Gardening isn’t just a good habit for your own health and wellbeing. More greenery boosts the air quality of the surrounding environment by absorbing even more carbon from the atmosphere. If you’ve already used up all the space in your yard but wish you could still cultivate more plants, then perhaps you should consider a walled garden.
Not everyone is so fortunate to already have an existing wall to garden on, but sustainably building a wall for your garden from reclaimed stone or brick can be a fun DIY project to do on a sunny weekend. Here are some benefits and reasons you should create your own walled garden.
An extended growing season
Walled gardens get warm more quickly in the spring and cool more slowly in the fall because the thermal mass of the stone walls helps regulate temperature.

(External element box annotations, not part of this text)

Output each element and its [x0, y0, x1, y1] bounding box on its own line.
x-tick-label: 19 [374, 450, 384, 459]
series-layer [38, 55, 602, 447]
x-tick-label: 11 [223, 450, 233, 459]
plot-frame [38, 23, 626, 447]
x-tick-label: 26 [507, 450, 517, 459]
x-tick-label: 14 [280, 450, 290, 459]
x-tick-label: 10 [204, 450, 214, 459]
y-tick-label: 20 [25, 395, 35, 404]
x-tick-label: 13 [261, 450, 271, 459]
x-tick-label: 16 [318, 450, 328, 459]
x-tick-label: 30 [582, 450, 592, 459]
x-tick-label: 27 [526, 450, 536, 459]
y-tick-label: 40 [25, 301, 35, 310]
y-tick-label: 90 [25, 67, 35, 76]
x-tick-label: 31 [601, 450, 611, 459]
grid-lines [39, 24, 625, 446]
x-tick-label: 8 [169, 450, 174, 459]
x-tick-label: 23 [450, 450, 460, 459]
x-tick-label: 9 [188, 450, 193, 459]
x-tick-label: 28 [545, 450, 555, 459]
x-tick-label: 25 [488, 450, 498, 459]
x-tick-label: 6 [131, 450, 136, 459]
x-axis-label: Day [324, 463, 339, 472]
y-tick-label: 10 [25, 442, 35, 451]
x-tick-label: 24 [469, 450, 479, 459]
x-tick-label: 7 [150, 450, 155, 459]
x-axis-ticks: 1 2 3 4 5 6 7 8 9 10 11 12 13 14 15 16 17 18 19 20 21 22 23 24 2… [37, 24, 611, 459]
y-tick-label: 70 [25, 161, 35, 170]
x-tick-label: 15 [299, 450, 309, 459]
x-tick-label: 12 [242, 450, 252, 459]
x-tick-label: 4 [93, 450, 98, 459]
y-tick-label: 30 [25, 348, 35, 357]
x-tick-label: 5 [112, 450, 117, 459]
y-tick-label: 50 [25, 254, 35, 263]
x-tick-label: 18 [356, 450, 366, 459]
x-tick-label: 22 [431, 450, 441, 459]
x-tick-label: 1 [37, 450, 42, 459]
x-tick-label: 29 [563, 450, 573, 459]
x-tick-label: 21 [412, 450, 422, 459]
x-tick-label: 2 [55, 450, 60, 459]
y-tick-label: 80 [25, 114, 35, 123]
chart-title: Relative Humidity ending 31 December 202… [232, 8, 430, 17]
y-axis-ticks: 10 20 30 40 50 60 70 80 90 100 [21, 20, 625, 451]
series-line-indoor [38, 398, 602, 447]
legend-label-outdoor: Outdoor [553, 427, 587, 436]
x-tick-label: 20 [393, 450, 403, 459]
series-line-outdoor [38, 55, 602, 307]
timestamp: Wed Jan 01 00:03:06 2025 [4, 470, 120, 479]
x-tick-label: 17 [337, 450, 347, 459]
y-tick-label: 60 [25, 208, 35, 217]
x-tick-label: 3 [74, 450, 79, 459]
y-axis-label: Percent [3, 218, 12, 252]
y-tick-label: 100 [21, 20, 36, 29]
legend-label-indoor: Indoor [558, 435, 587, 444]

This means that while other parts of your garden might not have anything to harvest until around late May or early June, you will likely be able to harvest spring greens off your walled garden in March (depending, of course, on the climate you live in).
A protected micro-climate
Whether you live in a cooler or warmer climate, the rest of your garden will benefit from the protected micro-climate that a walled garden provides. In colder climates, walled gardens allow gardeners to grow plants that typically thrive in warmer climate zones. If you live in a warmer climate zone, then your walled garden offers protection from the high summer heat by casting shade. This means that you can expect greater productivity from the surrounding plants.
Privacy, quiet, and calm
If you live by a busy road or in a house that sits tightly between your neighbors, then a walled garden will give you much more privacy than a fence or a hedge. Your garden should be your personal oasis where you can sit back and relax, undisturbed. A walled garden can add an aspect of tranquility and quiet that you might be missing.
Vertical surfaces for training plants or for vertical gardens
A walled garden offers more options for vertical growing because it provides more space. You can add climbers and wall shrubs along the edges, and you can even train fruit trees to grow up the walls.
A walled garden may be a bit of effort to put together at first, but if you use reclaimed materials and design them to suit your needs, they can be a sustainable and environmentally friendly way to further establish your growing area.